The survey shows how each state reimburses 340B covered entities, how states contract with pharmacies for 340B drugs and the steps states take to avoid duplicating discounts.
The survey found that 12 states rely solely on the Office of Pharmacy Affairs Medicaid Exclusion File to identify 340B drugs billed to the program to avoid duplicate discounts, while 22 states rely solely on claims-level identifiers and the other states rely on both.
One state prohibits all covered entities from using 340B drugs for Medicaid beneficiaries, and one state permits 340B drugs only for family planning clinics.
Almost two-thirds of states prohibit 340B contract pharmacies, the survey found.

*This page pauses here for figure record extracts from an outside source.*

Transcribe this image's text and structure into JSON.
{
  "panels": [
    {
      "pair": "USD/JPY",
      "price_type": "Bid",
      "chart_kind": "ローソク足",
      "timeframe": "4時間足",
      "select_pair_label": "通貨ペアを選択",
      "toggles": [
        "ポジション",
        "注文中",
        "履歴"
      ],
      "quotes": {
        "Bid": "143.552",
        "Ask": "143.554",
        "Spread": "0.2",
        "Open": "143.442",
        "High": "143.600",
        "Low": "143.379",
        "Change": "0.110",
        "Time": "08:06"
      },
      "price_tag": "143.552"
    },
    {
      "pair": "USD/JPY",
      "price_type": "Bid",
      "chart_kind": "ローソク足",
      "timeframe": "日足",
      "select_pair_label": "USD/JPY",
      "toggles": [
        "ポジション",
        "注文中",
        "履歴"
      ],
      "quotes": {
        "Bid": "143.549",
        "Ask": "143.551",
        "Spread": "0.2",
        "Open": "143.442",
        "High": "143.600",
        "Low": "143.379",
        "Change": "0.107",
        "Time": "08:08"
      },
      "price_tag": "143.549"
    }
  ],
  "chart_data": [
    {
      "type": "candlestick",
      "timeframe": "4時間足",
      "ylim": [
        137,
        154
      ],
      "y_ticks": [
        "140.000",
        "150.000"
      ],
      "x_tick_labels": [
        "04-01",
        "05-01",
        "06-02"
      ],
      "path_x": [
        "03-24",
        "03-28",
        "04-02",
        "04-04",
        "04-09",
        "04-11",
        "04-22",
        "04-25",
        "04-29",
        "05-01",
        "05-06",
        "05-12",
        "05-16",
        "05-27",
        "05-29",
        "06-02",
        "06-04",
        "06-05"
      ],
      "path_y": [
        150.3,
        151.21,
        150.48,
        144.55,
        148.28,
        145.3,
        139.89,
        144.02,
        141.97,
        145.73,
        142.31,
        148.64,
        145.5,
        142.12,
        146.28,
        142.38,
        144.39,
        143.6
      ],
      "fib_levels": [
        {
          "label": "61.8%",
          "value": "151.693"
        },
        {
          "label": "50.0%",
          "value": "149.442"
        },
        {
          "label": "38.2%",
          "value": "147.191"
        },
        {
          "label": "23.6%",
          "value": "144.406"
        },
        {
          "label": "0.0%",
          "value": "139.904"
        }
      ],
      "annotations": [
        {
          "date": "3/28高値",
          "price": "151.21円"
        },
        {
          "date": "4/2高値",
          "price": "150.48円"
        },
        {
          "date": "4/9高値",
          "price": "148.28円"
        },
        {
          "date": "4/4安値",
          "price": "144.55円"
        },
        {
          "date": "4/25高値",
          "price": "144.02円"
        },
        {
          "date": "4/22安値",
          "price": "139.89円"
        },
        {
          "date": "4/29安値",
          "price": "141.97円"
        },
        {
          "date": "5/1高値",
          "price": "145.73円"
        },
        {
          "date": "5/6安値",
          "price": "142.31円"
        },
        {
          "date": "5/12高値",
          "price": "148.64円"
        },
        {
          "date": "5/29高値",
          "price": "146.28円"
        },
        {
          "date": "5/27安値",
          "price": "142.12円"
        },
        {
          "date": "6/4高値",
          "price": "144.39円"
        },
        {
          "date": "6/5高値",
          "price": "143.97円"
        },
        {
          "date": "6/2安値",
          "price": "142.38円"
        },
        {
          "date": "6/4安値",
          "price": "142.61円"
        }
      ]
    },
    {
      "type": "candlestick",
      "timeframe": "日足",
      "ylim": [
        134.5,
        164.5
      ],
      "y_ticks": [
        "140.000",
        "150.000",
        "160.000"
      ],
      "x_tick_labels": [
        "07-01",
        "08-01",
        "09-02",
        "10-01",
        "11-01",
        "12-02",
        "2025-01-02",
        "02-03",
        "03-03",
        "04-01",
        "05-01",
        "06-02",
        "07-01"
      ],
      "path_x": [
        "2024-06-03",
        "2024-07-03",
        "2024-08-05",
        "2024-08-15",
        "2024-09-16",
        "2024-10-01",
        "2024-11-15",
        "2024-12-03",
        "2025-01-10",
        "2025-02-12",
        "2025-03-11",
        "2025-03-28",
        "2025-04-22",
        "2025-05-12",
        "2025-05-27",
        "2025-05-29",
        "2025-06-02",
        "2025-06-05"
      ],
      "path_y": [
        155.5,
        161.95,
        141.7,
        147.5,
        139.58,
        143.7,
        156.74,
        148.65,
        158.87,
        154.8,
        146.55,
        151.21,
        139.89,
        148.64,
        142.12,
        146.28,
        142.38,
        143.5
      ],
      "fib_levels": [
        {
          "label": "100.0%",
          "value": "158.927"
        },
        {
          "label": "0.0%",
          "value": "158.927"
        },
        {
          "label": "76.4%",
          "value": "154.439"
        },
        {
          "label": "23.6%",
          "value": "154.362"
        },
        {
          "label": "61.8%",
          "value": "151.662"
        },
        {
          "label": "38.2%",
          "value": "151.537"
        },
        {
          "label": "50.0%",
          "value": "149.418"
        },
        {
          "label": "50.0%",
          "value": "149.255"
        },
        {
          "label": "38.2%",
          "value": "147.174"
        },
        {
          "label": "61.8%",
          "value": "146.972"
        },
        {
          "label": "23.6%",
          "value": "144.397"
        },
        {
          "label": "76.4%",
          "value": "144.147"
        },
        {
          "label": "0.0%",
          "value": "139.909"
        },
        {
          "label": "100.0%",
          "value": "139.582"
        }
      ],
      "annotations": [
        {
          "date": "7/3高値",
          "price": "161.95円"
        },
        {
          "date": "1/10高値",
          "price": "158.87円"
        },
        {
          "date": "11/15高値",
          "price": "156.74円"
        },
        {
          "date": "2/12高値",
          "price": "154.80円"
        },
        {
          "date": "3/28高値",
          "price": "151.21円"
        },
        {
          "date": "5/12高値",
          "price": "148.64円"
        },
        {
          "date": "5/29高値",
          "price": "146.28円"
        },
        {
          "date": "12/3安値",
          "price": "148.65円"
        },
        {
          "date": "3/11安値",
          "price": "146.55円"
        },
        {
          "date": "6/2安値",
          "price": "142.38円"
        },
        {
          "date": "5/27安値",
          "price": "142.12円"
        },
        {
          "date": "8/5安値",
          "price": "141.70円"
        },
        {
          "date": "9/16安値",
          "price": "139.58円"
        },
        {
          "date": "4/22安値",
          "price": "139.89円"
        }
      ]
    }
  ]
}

Though Medicaid programs reimburse states for 340B drugs at actual acquisition cost, dispensing fees for 340B drugs also vary widely by state, from a low of $2.32 per prescription to a high of $21.28 per prescription.
Most states set dispensing fees between $10 and $11 per prescription.
Manatt Health reviewed statutory, regulatory and subregulatory guidance from each state's Medicaid program and gathered input from state officials to conduct the survey.